Kesaksian Nazarudi kali ini berbeda dengan yang pernah disampaikan saksi mantan Wakil Ketua Komisi II DPR Teguh Juwarno. Nazaruddin bilang ada bancakan alias bagi-bagi duit kepada pimpinan Komisi II oleh Mustokoweni dilakukan sebelum Juni 2010.
Menurut Nazarudin, uang diberikan sebelum Mustokoweni meninggal. "Soal penyerahan uang di ruangannya Mustokoweni, saudara tahu kapan meninggalnya?" tanya jaksa KPK, Irene Putri.
" 2010. Bulannya lupa," jawab Nazaruddin.

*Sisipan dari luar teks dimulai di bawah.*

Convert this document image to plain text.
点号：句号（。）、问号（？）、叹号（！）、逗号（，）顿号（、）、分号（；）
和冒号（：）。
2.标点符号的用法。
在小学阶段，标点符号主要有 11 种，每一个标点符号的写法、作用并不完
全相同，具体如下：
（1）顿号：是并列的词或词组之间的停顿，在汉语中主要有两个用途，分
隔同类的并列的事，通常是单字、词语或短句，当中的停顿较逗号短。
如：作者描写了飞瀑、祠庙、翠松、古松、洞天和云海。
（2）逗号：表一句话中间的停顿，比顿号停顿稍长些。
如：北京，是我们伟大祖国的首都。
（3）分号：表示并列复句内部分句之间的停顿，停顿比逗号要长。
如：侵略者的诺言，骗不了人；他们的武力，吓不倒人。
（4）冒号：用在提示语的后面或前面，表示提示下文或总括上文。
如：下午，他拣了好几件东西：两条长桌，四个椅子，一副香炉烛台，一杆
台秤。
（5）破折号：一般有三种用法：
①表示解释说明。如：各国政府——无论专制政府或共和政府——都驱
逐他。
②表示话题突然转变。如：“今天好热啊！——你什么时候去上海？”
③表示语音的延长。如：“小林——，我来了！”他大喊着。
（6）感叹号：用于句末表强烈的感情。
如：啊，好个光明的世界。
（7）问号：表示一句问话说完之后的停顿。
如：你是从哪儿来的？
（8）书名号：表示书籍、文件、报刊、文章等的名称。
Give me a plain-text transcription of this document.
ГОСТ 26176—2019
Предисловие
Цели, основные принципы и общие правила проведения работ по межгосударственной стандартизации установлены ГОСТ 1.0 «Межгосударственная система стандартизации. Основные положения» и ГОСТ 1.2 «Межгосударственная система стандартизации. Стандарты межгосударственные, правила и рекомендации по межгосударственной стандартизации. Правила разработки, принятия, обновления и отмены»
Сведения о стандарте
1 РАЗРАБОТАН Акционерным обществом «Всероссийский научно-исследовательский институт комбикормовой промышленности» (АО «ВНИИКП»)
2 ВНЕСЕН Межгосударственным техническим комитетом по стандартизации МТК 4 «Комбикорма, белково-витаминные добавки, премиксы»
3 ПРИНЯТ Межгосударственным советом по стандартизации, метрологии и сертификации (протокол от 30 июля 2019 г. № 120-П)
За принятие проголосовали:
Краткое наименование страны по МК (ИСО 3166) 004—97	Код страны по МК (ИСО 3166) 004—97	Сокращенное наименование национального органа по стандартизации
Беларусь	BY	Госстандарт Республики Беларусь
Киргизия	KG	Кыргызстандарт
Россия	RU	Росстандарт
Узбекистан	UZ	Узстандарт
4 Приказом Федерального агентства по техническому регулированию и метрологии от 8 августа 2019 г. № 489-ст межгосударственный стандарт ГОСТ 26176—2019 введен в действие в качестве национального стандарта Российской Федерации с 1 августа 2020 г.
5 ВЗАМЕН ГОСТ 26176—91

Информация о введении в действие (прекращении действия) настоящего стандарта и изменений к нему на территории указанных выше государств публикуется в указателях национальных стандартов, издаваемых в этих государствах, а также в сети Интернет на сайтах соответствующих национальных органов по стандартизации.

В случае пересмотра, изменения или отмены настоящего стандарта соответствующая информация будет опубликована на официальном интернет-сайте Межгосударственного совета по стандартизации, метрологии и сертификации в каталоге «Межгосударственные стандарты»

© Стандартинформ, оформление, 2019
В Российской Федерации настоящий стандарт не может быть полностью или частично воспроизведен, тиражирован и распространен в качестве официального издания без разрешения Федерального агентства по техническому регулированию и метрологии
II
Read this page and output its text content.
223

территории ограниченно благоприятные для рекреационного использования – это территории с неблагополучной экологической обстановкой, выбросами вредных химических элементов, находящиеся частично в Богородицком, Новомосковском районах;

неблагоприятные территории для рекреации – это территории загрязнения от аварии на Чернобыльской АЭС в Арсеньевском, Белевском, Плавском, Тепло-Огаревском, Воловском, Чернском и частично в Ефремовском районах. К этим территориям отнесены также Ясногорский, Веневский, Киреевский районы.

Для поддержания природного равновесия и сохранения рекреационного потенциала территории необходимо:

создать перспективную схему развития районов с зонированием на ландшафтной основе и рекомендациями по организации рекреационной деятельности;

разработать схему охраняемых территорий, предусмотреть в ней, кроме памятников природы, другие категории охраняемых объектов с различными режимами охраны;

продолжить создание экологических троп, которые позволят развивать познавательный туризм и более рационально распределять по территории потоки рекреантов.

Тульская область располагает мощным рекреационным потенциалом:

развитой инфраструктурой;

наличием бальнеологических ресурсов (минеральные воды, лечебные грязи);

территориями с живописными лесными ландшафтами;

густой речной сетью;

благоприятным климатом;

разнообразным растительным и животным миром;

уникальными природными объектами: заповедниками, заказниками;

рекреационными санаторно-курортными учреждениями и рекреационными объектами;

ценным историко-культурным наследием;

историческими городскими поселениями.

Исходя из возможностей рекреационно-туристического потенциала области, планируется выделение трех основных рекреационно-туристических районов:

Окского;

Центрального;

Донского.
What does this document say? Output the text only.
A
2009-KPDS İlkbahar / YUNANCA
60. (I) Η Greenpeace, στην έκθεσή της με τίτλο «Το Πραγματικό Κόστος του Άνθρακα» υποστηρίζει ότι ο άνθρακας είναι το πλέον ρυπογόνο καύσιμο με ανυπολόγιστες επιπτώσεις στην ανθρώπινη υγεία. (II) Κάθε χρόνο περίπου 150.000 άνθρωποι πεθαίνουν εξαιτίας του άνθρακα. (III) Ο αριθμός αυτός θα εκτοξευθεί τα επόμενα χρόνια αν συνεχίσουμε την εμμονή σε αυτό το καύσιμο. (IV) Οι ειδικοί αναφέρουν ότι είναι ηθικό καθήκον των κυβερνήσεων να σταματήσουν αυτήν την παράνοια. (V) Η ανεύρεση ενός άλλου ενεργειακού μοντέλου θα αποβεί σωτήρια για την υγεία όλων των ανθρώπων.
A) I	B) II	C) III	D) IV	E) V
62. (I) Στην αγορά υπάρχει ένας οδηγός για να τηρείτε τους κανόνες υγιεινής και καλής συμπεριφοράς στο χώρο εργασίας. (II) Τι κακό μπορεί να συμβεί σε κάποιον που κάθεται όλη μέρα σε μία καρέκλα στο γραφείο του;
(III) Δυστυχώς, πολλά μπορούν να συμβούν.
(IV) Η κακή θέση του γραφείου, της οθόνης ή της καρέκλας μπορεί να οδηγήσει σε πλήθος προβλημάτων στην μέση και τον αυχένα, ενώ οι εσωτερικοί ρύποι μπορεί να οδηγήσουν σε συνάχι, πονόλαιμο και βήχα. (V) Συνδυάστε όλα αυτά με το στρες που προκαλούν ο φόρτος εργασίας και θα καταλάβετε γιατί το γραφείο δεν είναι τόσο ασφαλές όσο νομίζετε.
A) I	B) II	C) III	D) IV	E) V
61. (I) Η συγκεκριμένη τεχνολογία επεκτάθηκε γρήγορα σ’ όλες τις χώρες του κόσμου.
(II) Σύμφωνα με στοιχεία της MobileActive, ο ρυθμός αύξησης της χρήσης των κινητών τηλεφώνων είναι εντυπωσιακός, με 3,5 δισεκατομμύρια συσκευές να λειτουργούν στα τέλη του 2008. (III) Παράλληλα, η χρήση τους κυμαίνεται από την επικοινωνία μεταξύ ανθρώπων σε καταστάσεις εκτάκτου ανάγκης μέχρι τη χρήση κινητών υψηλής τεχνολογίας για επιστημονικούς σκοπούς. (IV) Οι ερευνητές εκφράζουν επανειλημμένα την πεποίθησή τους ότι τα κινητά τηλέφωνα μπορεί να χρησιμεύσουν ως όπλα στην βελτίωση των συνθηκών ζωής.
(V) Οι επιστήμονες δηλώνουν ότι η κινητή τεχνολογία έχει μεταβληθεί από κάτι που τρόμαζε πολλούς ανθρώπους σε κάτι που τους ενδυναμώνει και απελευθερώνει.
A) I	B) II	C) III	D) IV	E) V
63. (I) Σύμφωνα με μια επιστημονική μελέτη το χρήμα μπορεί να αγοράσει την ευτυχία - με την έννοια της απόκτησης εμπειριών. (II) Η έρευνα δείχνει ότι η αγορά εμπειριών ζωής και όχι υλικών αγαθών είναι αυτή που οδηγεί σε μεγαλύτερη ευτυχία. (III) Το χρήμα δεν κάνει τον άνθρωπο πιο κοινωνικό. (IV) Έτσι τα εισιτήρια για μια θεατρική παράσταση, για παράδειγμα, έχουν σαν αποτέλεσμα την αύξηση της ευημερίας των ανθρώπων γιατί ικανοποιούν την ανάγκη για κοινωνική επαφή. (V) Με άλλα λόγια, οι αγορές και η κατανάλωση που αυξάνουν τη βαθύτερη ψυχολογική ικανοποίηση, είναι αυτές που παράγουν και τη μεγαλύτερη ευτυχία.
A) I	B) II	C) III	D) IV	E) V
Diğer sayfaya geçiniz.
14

" Apakah penyerahan uang di ruang Mustokoweni dilakukan sebelum meninggal?" jaksa Irene bertanya lagi.
" Sebelum," kata Nazaruddin tegas.
" Soalnya kemarin ada yang bilang penyerahan uangnya pada September 2010," timpal Irene.
" Iya meninggal di Semarang 2010. Tapi sebelum (meninggal)," tandas Nazaruddin.
Pada persidangan sebelumnya, politisi Partai Amanat Nasional (PAN) Teguh Juwarno memberi kesaksian bahwa ia tidak pernah menerima cipratan duit dugaan korupsi e-KTP .
" Sekitar bulan September 2010 di ruang kerja Mustokoweni, Andi Narogong membagi uang. Mustokoweni meninggal 18 Juni 2010. Tidak masuk akal kalau ada rapat di ruangan beliau," kata Teguh dalam sidang pekan lalu.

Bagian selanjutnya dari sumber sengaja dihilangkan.